In quella “agenda” – che potete leggere cliccando qui – non c’è nulla di veramente nuovo rispetto a quanto il governo “tecnico” ha fatto nei tredici mesi della sua vita. Né c’è qualche dettaglio in più rispetto agli “impegni europei” che taglieranno le gambe al paese nei prossimi anni, se non prenderà vita un movimento d’opposizione popolare forte, antagonista, ma soprattutto con in testa un programma totalmente alternativo: dentro l’Europa, fuori da questa Unione europea. Le due cose non coincidono affatto. La prima è uno spazio storico e geografico unito da relazioni commerciali e culturali dagli equilibri interni sempre difficili, la seconda è un abbozzo di Stato che si va formando sotto l’azione di forze prive di legittimazione popolare e obbedienti a poteri economici che non amano apparire.
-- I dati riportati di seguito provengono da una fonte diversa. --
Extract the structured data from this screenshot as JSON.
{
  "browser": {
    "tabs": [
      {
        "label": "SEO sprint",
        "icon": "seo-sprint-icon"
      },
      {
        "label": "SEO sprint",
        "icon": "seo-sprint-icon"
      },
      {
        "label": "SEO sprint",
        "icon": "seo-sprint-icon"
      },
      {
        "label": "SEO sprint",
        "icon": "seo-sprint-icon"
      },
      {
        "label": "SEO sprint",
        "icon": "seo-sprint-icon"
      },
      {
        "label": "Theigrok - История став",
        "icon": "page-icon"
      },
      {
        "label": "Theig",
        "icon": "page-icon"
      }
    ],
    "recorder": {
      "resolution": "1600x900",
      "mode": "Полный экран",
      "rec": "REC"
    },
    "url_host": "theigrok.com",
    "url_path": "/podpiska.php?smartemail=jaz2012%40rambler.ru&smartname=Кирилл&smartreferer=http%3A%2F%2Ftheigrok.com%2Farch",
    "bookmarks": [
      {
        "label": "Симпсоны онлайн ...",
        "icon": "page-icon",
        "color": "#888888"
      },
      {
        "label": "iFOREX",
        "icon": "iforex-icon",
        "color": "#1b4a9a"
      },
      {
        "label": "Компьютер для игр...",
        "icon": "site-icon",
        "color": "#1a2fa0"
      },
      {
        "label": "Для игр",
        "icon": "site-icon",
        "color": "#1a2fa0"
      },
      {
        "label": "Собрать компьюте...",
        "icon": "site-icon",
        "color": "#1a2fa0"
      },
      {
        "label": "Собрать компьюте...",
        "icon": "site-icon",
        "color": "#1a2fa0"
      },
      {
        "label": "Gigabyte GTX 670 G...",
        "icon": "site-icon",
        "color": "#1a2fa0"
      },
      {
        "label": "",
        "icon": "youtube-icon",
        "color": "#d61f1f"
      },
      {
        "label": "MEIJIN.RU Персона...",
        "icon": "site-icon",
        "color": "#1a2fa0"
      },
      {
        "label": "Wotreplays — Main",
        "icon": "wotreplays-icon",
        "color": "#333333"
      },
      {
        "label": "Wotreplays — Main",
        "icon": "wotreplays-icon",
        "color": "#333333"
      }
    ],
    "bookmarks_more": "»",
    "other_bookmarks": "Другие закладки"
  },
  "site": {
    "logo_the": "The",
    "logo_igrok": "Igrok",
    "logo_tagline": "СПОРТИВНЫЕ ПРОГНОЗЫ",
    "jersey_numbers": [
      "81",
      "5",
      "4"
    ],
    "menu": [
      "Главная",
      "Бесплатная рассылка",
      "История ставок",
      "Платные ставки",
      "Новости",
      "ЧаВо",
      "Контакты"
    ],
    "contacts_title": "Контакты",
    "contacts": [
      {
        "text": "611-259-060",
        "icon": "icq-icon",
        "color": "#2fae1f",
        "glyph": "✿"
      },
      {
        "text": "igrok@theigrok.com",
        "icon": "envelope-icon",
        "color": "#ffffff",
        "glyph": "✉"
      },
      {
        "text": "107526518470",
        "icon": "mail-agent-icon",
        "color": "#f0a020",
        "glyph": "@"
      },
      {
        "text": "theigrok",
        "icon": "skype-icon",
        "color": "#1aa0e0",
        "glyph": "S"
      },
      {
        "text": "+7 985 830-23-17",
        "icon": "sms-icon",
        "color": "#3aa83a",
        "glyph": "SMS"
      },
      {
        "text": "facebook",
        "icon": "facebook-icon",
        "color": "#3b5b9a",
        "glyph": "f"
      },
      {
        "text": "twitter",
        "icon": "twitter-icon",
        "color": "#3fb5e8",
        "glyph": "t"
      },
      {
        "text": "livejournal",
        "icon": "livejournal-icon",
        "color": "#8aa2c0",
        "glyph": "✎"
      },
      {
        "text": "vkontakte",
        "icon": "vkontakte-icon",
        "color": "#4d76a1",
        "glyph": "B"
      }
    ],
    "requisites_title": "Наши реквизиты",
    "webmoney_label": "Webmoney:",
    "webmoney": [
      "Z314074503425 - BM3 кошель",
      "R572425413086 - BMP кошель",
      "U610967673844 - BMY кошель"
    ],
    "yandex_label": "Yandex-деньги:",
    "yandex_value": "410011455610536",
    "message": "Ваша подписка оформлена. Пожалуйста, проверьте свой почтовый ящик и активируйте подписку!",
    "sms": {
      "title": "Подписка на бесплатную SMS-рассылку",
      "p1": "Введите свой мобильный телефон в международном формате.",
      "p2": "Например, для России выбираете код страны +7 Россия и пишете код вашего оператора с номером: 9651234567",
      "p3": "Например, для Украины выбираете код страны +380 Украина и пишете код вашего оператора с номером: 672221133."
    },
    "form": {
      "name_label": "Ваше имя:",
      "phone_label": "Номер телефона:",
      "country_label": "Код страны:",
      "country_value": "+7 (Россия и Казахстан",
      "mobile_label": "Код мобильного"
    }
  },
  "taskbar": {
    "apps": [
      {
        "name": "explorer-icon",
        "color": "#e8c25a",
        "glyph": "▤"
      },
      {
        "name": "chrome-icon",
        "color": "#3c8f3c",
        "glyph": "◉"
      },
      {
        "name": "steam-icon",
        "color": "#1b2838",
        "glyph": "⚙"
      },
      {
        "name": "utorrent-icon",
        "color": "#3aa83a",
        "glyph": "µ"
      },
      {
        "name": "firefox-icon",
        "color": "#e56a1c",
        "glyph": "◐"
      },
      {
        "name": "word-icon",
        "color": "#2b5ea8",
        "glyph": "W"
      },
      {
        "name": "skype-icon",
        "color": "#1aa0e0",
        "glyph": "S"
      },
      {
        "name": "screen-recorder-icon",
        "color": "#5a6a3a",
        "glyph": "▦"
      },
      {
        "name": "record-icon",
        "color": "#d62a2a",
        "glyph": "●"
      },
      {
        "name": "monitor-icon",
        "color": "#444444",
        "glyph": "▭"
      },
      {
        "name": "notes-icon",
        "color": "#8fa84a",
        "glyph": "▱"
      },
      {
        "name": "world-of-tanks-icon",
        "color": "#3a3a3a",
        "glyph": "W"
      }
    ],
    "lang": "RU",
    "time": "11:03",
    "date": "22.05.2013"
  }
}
La loro espressione compiuta, in Italia, è Monti. E non lasceranno il timone in mano a nessun altro, per quanto “affidabile” e prosternato sia. Nemmeno a Casini, insomma, che pure nell’ultimo periodo ha cancellato ogni distinzione tra la sua Udc e il governo, nella speranza – miope – di veder gonfiare i propri consensi. Nemmeno a Bersani, pronto a ogni equilibrismo – come sempre nella storia del Pci e successivi tormenti – per trovare un compromesso al ribasso tra gli interessi della propria base sociale (industriale, cooperativa, assicurativa, ecc) e “i sacrifici” imposti da poteri superiori.
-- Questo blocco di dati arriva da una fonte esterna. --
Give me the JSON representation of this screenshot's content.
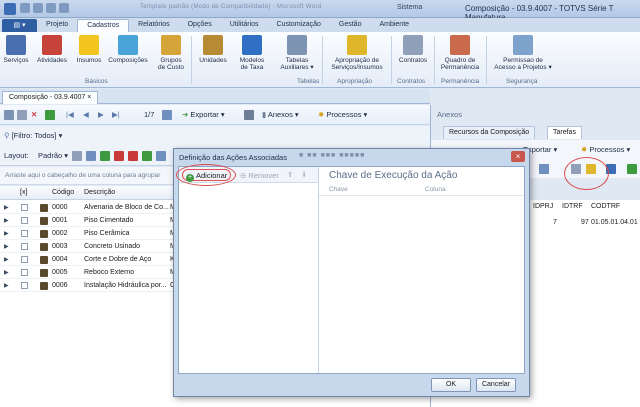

L'”agenda Monti” è la “lettera della Bce” due anni dopo, arricchita del pareggio di bilancio come obbligo costituzionale (che svuota e viola tutti gli altri obblighi della Costituzione stessa, a partire dalla sfera dei diritti primari individuali alla salute, al lavoro, alla libero esercizio dell’attività sindacale e politica) e dalle “rate” del Fiscal Compact. Ovvero quell’obbligo alla riduzione del debito pubblico entro i limiti del 60% del Pil in venti anni su cui persino l’algido lessico montiano inciampa per non esagerare le paure che indubbiamente suscita. Non serve davvero, infatti, “minimizzare” l’impatto che manovre finanziarie nell’ordine dei 45 miliardi annui per venti anni consecutivi avranno sulla struttura sociale e produttiva di questo paese. Dire che basterebbe solo un po’ di crescita annua per assolvere al compito senza troppo stress significa infatti cercare di nascondere il fatto che la riduzione traumatica della spesa pubblica – mettendo in moto al contrario il “moltiplicatore keynesiano” – produce contemporaneamente una riduzione del tasso di crescita anche superiore a quella del debito. L’esempio della Grecia è lì davanti ai nostri occhi. E’ reale e vivo oggi, non un’esperienza del passato.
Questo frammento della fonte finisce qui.